I claim it leads to better understanding as well.

Thus, one should not introduce unit vectors by habit — such a manipulation should be reserved for those circumstances when it does something useful.

Similarly, a good definition or computational tool shouldn't force unit vectors upon the user, unless there is a very good reason for doing so.


Algebraically, the directional derivative is not the main idea — the main idea is the differential of a function: in usual terms, $\nabla f$ is the row vector given by

$$ \nabla f(\vec{x}) = \begin{pmatrix} f_1(\vec{x}) & f_2(\vec{x}) & f_3(\vec{x}) \end{pmatrix} $$

where by $f_k$, I mean the derivative of the function $f$ in its $k$-th place. The directional derivative is simply the product of the differential with the given (column) vector:

$$ \nabla_\vec{v} f = (\nabla f) \vec{v} $$

As such, restricting to unit vectors is unnatural thing to do. Rescaling the input vector to be a unit vector is extremely unnatural.

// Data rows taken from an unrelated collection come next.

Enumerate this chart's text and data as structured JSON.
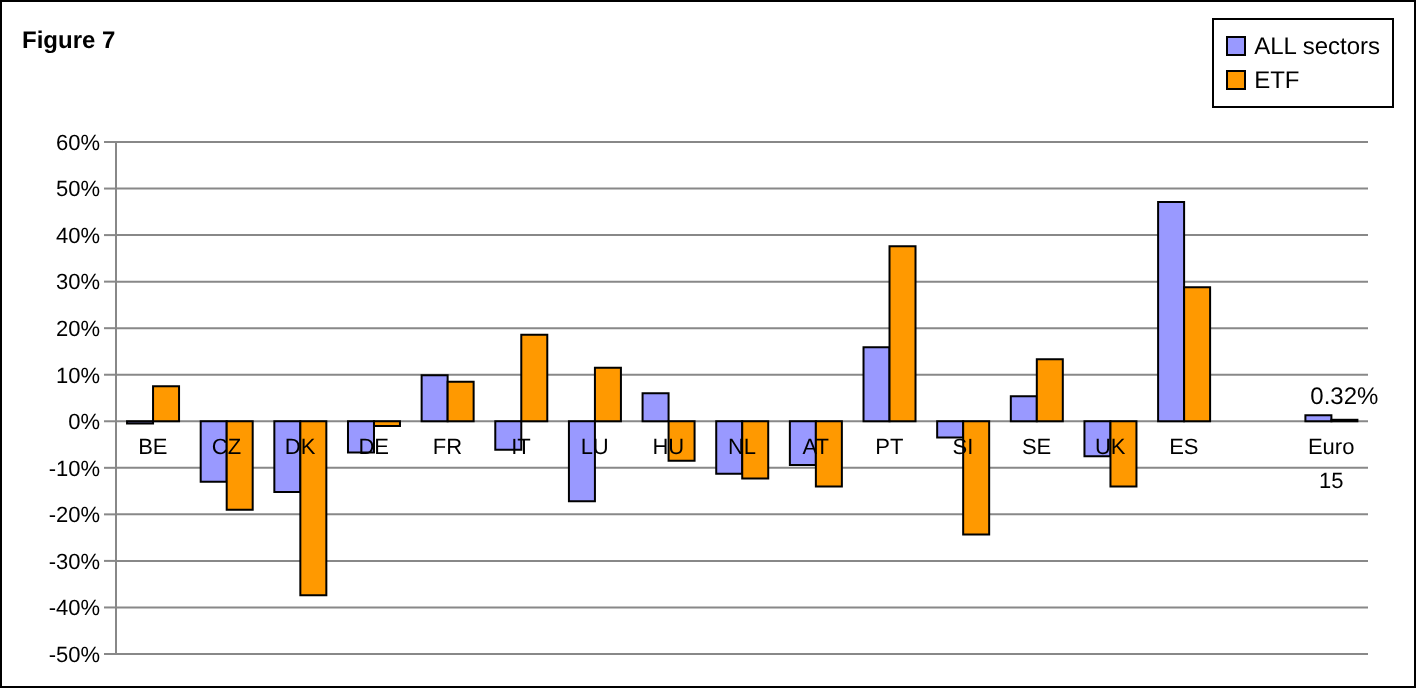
{
  "chart_data": {
    "type": "bar",
    "title": "Figure 7",
    "categories": [
      "BE",
      "CZ",
      "DK",
      "DE",
      "FR",
      "IT",
      "LU",
      "HU",
      "NL",
      "AT",
      "PT",
      "SI",
      "SE",
      "UK",
      "ES",
      null,
      "Euro 15"
    ],
    "series": [
      {
        "name": "ALL sectors",
        "color": "#9999ff",
        "values": [
          -0.5,
          -13,
          -15.2,
          -6.7,
          9.9,
          -6.1,
          -17.2,
          6,
          -11.3,
          -9.4,
          15.9,
          -3.5,
          5.4,
          -7.5,
          47.1,
          null,
          1.3
        ]
      },
      {
        "name": "ETF",
        "color": "#ff9900",
        "values": [
          7.5,
          -19,
          -37.4,
          -1,
          8.5,
          18.6,
          11.5,
          -8.5,
          -12.3,
          -14,
          37.6,
          -24.3,
          13.3,
          -14,
          28.8,
          null,
          0.32
        ],
        "value_labels": [
          null,
          null,
          null,
          null,
          null,
          null,
          null,
          null,
          null,
          null,
          null,
          null,
          null,
          null,
          null,
          null,
          "0.32%"
        ]
      }
    ],
    "ylim": [
      -50,
      60
    ],
    "yticks": [
      {
        "value": -50,
        "label": "-50%"
      },
      {
        "value": -40,
        "label": "-40%"
      },
      {
        "value": -30,
        "label": "-30%"
      },
      {
        "value": -20,
        "label": "-20%"
      },
      {
        "value": -10,
        "label": "-10%"
      },
      {
        "value": 0,
        "label": "0%"
      },
      {
        "value": 10,
        "label": "10%"
      },
      {
        "value": 20,
        "label": "20%"
      },
      {
        "value": 30,
        "label": "30%"
      },
      {
        "value": 40,
        "label": "40%"
      },
      {
        "value": 50,
        "label": "50%"
      },
      {
        "value": 60,
        "label": "60%"
      }
    ],
    "grid": "y",
    "legend": "top right"
  }
}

Note that some people use $\nabla f$ to refer to a column vector, or even treat row and column vectors as the same thing. This is unfortunate, because it is computationally awkward when you change variables, and gets in the way of understanding the difference between vectors and covectors, and the close relationship between the inner product and the transpose operation.


Finally, it's worth noting that derivatives — even directional derivatives — make sense in contexts where there is no notion of length, and thus there is no notion of a "unit" vector that can be applied.